Ausnahmsweise mal einig: Agrarlobbyisten und Umweltschützern graut vor populistischen Parteien.

Von Thomas Hahn, Hannover

Ob dieser Mai wirklich ein Wonnemonat ist, muss sich noch zeigen. Vorerst sieht Albert Schulte to Brinke, Präsident des Landvolks Niedersachsen, ihn vor allem als Geduldsprobe für die Bauern im größten deutschen Agrarbundesland. Der erste Schnitt ist vom Grünland ins Silo gebracht, die Saat ist in der Erde, das Wintergetreide steht. "Man hofft auf passendes Wachstumswetter", sagt Schulte to Brinke und zieht eine durchwachsene Zwischenbilanz, weil zu wenig Regen fiel und kalte Nächte dem Mais zusetzten. Das ist normal, die Landwirte sind den Launen des Wetters ausgesetzt. Aber in diesem Mai kommt eine weitere Unwägbarkeit hinzu: die Europawahl, die letztlich auch eine Abstimmung über die Zukunft der Bauern ist.
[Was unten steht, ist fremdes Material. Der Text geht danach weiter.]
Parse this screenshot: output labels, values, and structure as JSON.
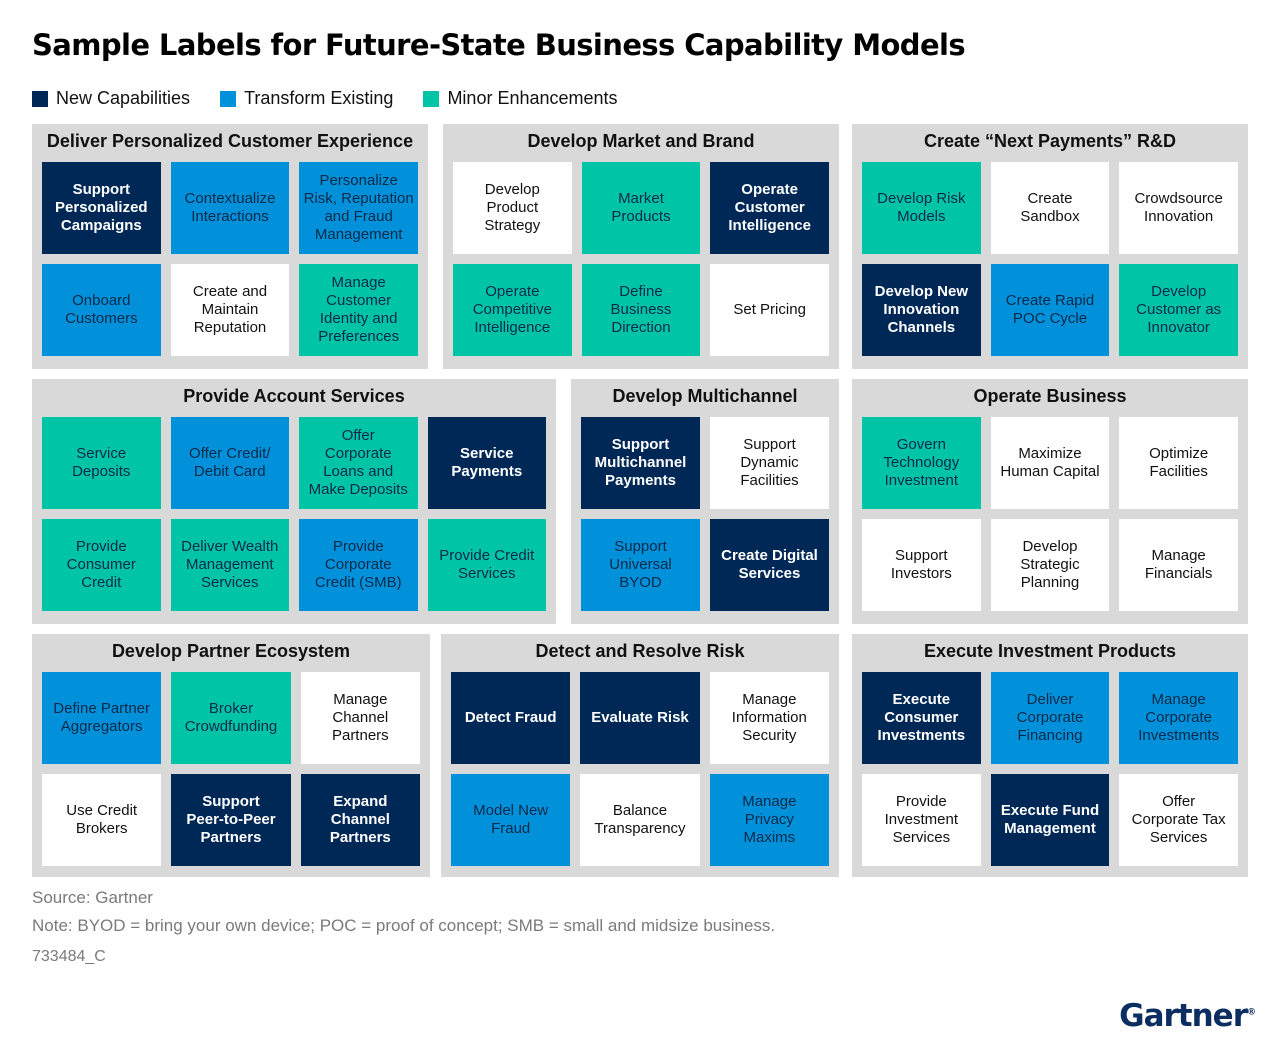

Die Wahl kann ihnen nicht egal sein, Schulte to Brinke hat einen Aufruf auf der Landvolk-Homepage geschaltet: "Gehen Sie am 26. Mai zur Wahl."

Wer immer noch nicht so genau weiß, warum die Wahl zum Europäischen Parlament am Sonntag wichtig ist, der sollte einen Blick auf jene Politikbereiche werfen, in denen es um nichts weniger geht als um die Existenz des Menschen. Die Ressorts Landwirtschaft und Umwelt wirken manchmal etwas bieder neben den Themen der Wirtschafts-, Innen- oder Außenministerien, die meist im Vordergrund stehen. Aber wahr ist: Ohne die Produktion von Nahrungsmitteln und den achtsamen Umgang mit jener Natur, aus der diese Nahrungsmittel kommen, kann keine Gesellschaft bestehen. Maßvolle Agrar- und Umweltpolitik hält Wasser, Boden und Luft so vital und sauber, dass die Menschen auch in Zukunft gesund davon leben können. Und genau das steht bei der Europawahl auf dem Spiel - weil Rechtspopulisten und -radikale auf dem Vormarsch sind, die den Trend zu einem achtsameren Umgang mit der Natur falsch finden.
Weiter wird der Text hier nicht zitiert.